Pre-Seed
These days, the technical barrier to creating a new software product is low. As a result, the bar for building a product that has Product Market Fit (PMF) and traction is lower than before.
Unfortunately, because the bar for creating something is very low, there is a higher expectation of what can be achieved with the funding raised.
However, the issue is that it’s hard to predict from day 0 which teams will be able to build a product, hit PMF, and gain traction quickly with the capital raised. Even founders don’t know this.

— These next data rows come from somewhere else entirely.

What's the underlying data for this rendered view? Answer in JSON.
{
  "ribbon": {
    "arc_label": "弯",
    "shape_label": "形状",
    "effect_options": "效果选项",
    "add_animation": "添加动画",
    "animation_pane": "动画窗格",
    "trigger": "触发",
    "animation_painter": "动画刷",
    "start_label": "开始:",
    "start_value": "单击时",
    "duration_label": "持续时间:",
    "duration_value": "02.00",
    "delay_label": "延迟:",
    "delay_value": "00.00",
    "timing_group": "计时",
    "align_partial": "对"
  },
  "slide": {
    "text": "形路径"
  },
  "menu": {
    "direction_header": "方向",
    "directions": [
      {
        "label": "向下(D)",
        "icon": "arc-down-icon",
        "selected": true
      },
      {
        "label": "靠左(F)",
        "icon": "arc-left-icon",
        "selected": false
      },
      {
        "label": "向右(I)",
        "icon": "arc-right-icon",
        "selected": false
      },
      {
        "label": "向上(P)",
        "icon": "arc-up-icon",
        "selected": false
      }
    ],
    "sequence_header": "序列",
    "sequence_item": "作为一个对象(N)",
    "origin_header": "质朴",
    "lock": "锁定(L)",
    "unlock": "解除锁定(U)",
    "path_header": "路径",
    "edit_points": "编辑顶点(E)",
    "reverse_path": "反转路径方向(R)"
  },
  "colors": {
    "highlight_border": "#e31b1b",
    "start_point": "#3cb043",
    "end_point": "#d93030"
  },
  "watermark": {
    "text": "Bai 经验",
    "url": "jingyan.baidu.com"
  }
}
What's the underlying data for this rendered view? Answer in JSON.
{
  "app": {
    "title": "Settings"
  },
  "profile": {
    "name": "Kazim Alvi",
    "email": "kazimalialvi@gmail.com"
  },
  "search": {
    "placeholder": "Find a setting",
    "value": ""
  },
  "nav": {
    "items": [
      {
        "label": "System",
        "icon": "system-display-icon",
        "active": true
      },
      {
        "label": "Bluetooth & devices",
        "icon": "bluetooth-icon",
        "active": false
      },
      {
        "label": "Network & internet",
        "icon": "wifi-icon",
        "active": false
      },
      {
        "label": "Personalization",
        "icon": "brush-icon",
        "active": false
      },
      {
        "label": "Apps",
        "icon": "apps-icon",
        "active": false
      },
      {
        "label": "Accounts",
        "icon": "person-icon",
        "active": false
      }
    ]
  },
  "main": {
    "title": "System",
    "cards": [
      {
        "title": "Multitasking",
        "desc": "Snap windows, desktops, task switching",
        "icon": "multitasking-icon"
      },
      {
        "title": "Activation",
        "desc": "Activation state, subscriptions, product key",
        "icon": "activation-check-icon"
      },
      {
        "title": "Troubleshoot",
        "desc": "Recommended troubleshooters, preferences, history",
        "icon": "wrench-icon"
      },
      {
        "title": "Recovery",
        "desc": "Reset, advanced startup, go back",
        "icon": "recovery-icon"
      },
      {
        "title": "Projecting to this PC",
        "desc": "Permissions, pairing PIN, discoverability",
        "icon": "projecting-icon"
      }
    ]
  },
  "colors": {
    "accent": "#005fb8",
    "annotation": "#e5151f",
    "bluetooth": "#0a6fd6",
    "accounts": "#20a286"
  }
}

With pre-seed raises of $500k to $1.5m, I find that most companies struggle to build a product with PMF, hire a team AND drive meaningful traction. The tiny percentage of pre-seed companies that do break out with PMF and great traction will typically raise a Series A (not seed). The ones that don’t hit PMF or traction will likely pivot, shut down, raise a seed, or end up raising bridge rounds, not exactly confidence-inspiring to subsequent investors, but also not necessarily a bad thing - anything to keep the runway going.
Because graduation rates from seed to A are now lower and the time it takes from seed to A is longer, in most cases, I’d prefer if companies raise a little bit more (>$2m+) in their first rounds to give themselves sufficient runway and multiple shots on goal to hit the next round milestones. Even better (for me) if they raise at pre-seed valuations.